Comment éviter ce problème ? lui a-t-on demandé. Comment se garder de penser à la Torah dans des endroits sales ?
« En tentant de résoudre des problèmes de mathématiques avec des chiffres élevés », a-t-il suggéré, « et encore, cela reste difficile ! »
Rabbi ’Haïm évoque, à cet égard, un passage de Zéva’him (102b), où Rava rapporte un ’Hidouch au nom de Rabbi Elazar Ben Rabbi Chimon, tout en signalant que cette loi lui était venue à l’esprit aux latrines. « Pourquoi cette précision ? demande le Gadol. La réponse est que, d’après certains, si un homme conçoit un ’Hidouch dans ce genre d’endroit, il doit forcément s’agir d’un raisonnement erroné. Mais cela contredit les paroles de la Guémara dans la suite de la page : “si c’est malgré lui, il en va autrement”. En d’autres termes, si ces pensées sont venues à l’homme involontairement et sans qu’il puisse les chasser, c’est permis, et Rava veut justement nous enseigner ici qu’il n’y a pas de raison d’invalider le ’Hidouch, conçu de manière permise. »
Revenant au premier passage évoqué, on a demandé à Rav’Haïm comment expliquer le fait que, de son propre aveu, Rabbi Zeïra jouit de la longévité pour les différentes raisons énumérées. N’existe-t-il pas pourtant un principe en vertu duquel les Mitsvot ne sont pas récompensées dans ce monde ?

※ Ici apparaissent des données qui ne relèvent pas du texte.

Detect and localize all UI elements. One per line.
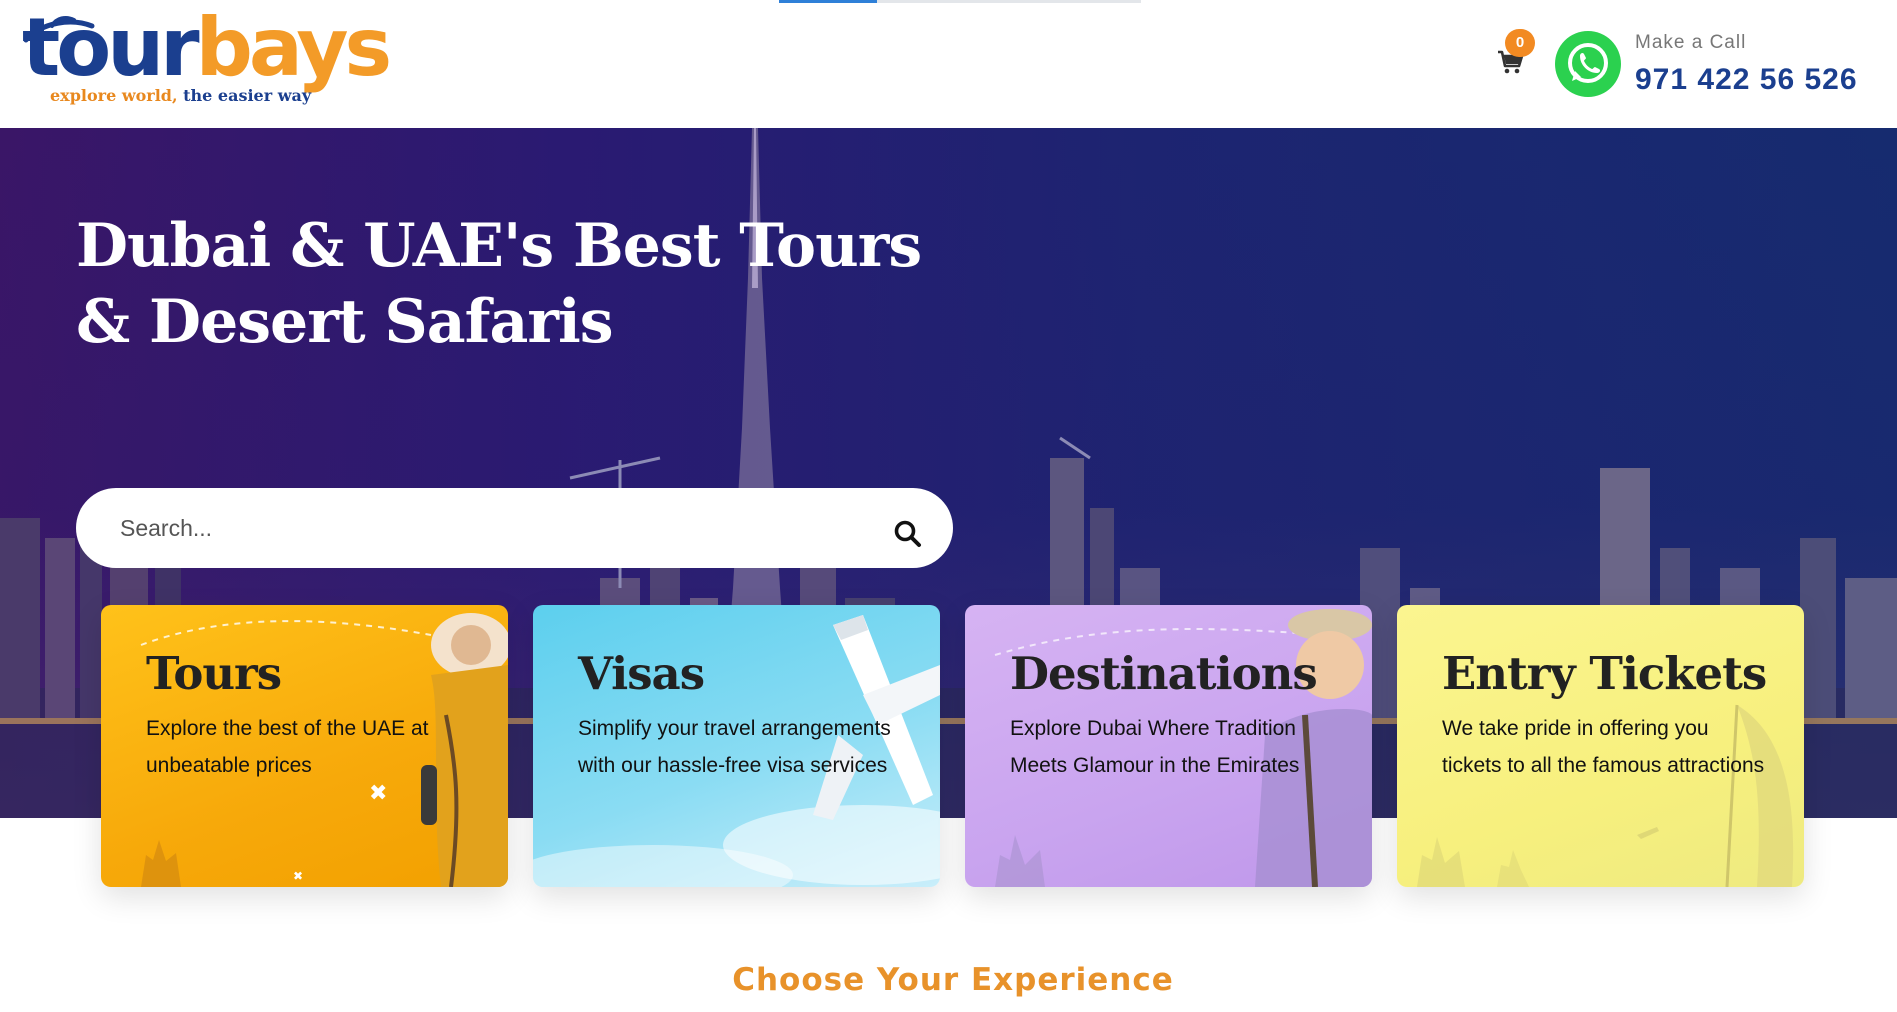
category-title-tours: Tours [146,647,282,700]
category-desc-destinations: Explore Dubai Where Tradition Meets Glam… [1010,717,1300,777]
whatsapp-glyph-icon [1568,43,1608,83]
category-desc-tours: Explore the best of the UAE at unbeatabl… [146,717,429,777]
hero-title: Dubai & UAE's Best Tours & Desert Safari… [76,211,922,357]
site-logo[interactable]: tourbays explore world, the easier way [22,8,392,114]
site-header: tourbays explore world, the easier way 0… [0,0,1897,128]
logo-tagline: explore world, the easier way [50,86,311,105]
call-phone-number[interactable]: 971 422 56 526 [1635,63,1858,97]
page-progress-fill [779,0,877,3]
section-heading: Choose Your Experience [732,962,1174,998]
logo-word-tour: tour [22,1,200,94]
category-card-destinations[interactable]: Destinations Explore Dubai Where Traditi… [965,605,1372,887]
whatsapp-icon[interactable] [1555,31,1621,97]
call-label: Make a Call [1635,32,1747,53]
category-title-entry-tickets: Entry Tickets [1442,647,1767,700]
category-title-destinations: Destinations [1010,647,1318,700]
svg-text:✖: ✖ [369,781,387,806]
page-progress-bar [779,0,1141,3]
category-desc-entry-tickets: We take pride in offering you tickets to… [1442,717,1765,777]
logo-tagline-part1: explore world, [50,86,178,105]
logo-word-bays: bays [195,1,393,94]
category-card-entry-tickets[interactable]: Entry Tickets We take pride in offering … [1397,605,1804,887]
svg-text:✖: ✖ [293,869,303,883]
cart-count-badge: 0 [1505,29,1535,57]
logo-wordmark: tourbays [22,8,392,88]
search-input[interactable] [120,508,880,548]
logo-tagline-part2: the easier way [183,86,312,105]
category-desc-visas: Simplify your travel arrangements with o… [578,717,891,777]
category-card-tours[interactable]: ✖ ✖ Tours Explore the best of the UAE at… [101,605,508,887]
search-bar[interactable] [76,488,953,568]
search-icon[interactable] [893,519,923,549]
category-card-visas[interactable]: Visas Simplify your travel arrangements … [533,605,940,887]
category-title-visas: Visas [578,647,705,700]
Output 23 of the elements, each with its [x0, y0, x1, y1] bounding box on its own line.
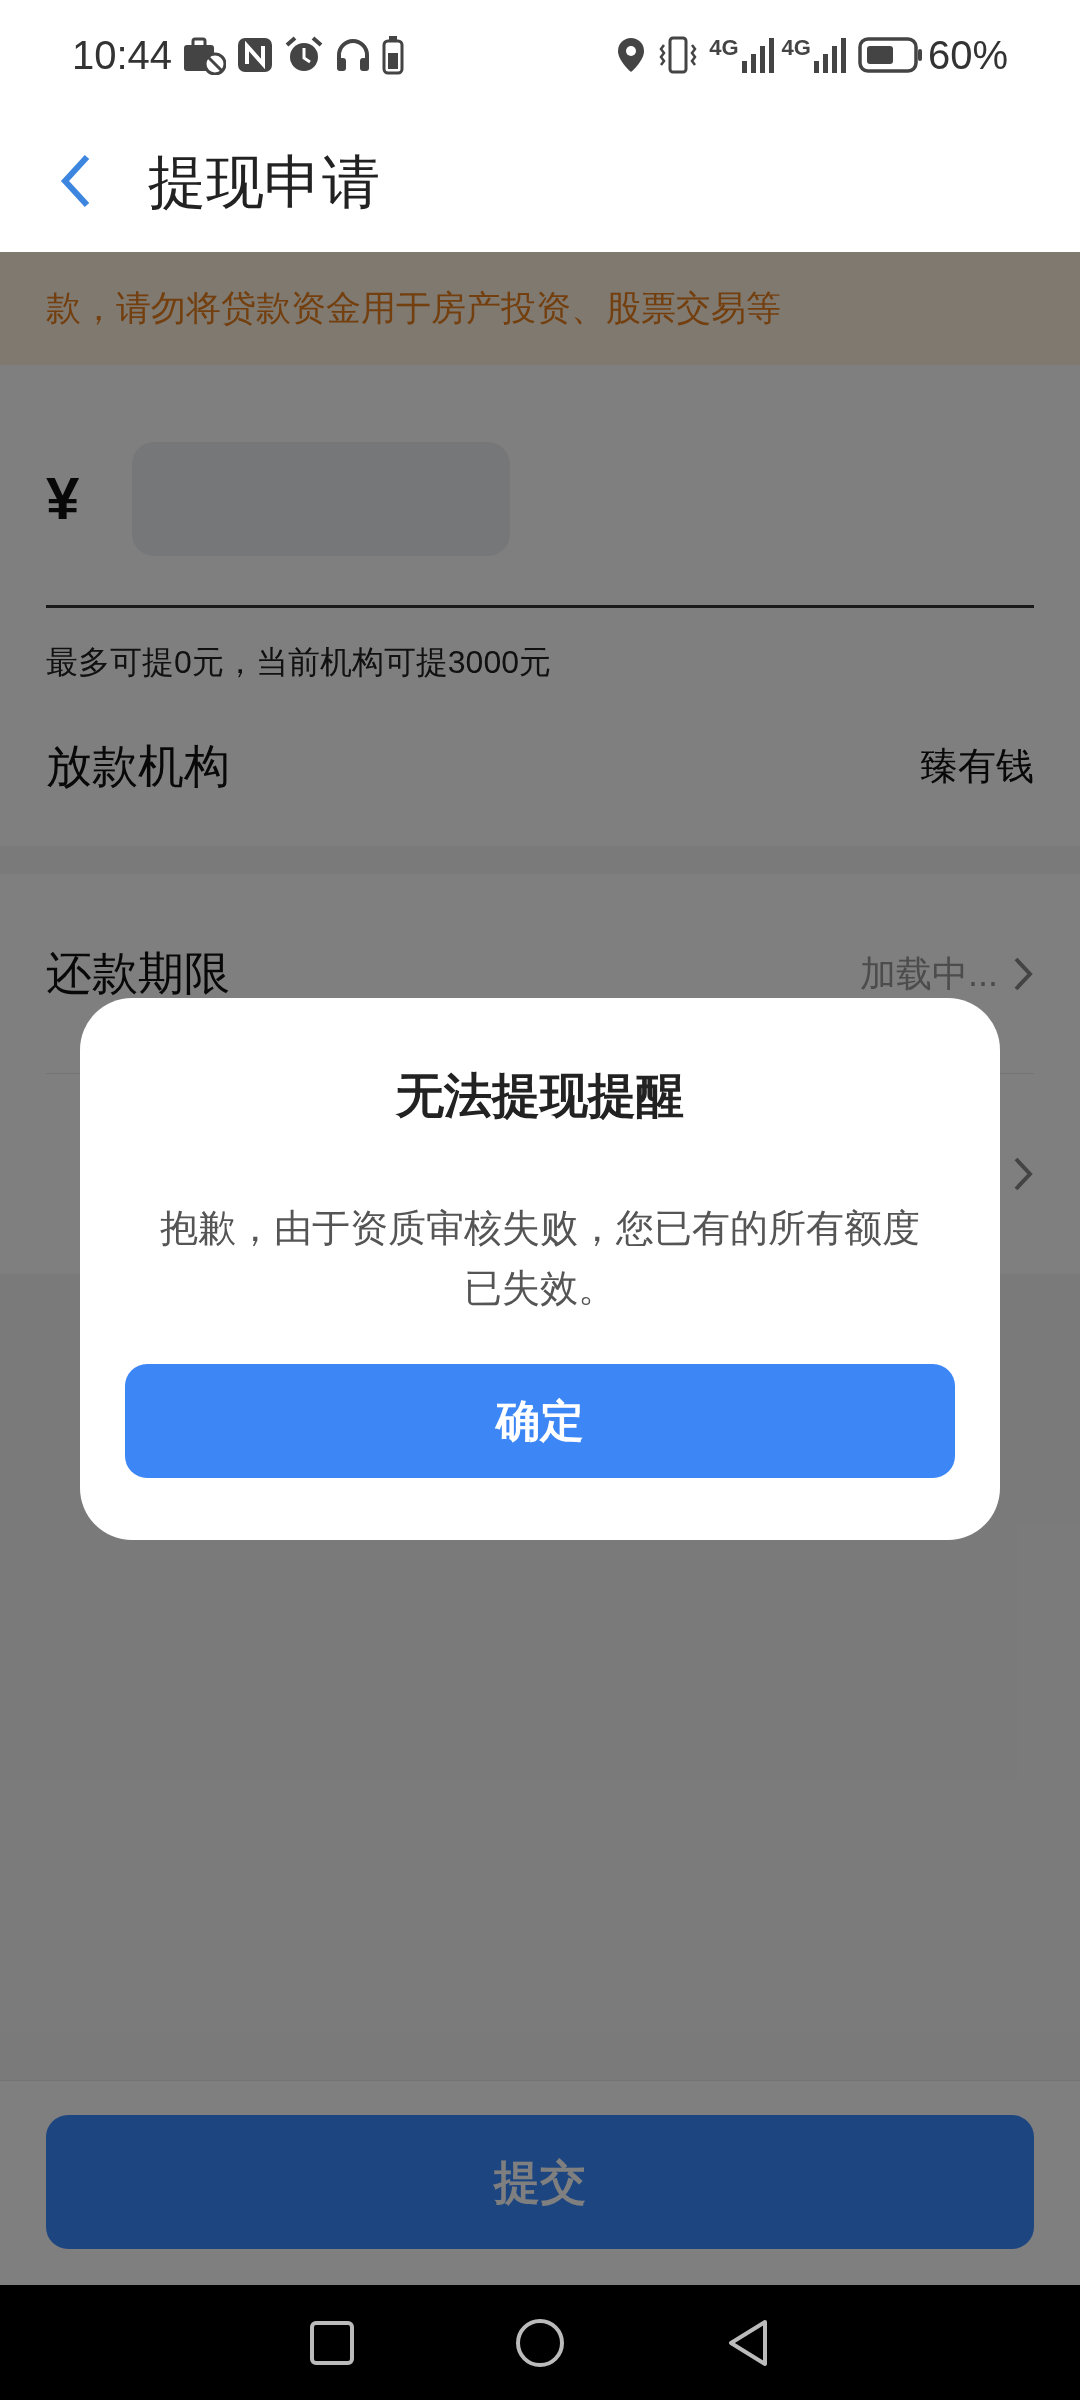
- nfc-icon: [236, 36, 275, 74]
- confirm-button[interactable]: 确定: [125, 1364, 955, 1478]
- currency-symbol: ¥: [46, 464, 81, 534]
- status-time: 10:44: [72, 32, 173, 79]
- page-title: 提现申请: [148, 147, 380, 216]
- battery-icon: [382, 35, 405, 75]
- submit-button[interactable]: 提交: [46, 2115, 1034, 2249]
- dialog-message: 抱歉，由于资质审核失败，您已有的所有额度已失效。: [159, 1206, 921, 1311]
- signal-icon: [741, 37, 776, 73]
- row-label: 还款期限: [46, 946, 230, 1001]
- network-type-label: 4G: [781, 37, 811, 59]
- recents-button[interactable]: [309, 2319, 355, 2366]
- notice-text: 款，请勿将贷款资金用于房产投资、股票交易等: [46, 287, 781, 330]
- home-button[interactable]: [515, 2317, 565, 2368]
- withdraw-limit-hint: 最多可提0元，当前机构可提3000元: [46, 643, 552, 682]
- battery-percent: 60%: [927, 32, 1008, 79]
- dialog-title: 无法提现提醒: [396, 1068, 684, 1124]
- network-type-label: 4G: [709, 37, 739, 59]
- briefcase-icon: [182, 35, 227, 75]
- lender-label: 放款机构: [46, 738, 230, 794]
- signal-icon: [813, 37, 848, 73]
- lender-value: 臻有钱: [920, 743, 1034, 789]
- battery-icon: [857, 36, 924, 74]
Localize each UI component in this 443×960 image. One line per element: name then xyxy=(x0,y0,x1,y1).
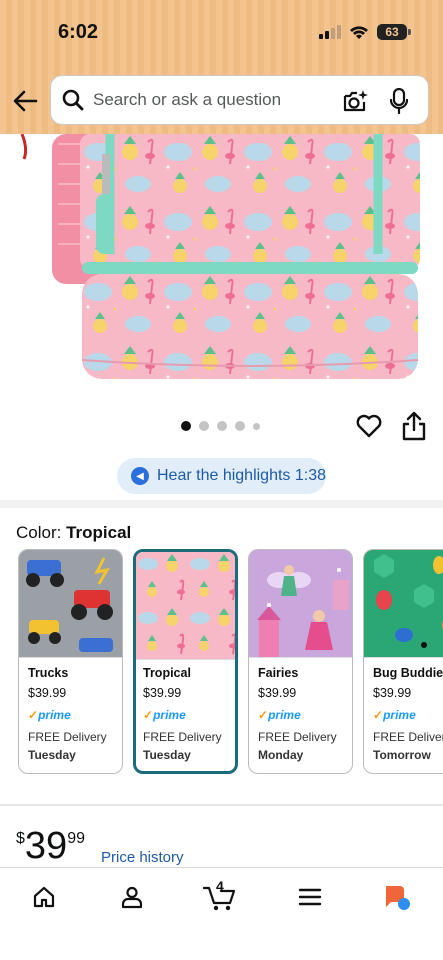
prime-check-icon: ✓ xyxy=(143,708,154,722)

Réponse du Gadol : « La longévité en tant que telle n’est pas une récompense pour les différents comportements évoqués ; c’est plutôt une conséquence naturelle de ceux-ci, ne compromettant pas sa récompense
[1] Rav Kanievsky et Rav Steinman sont devenus Mé’houtanim, par le mariage de la fille du premier avec le fils du second.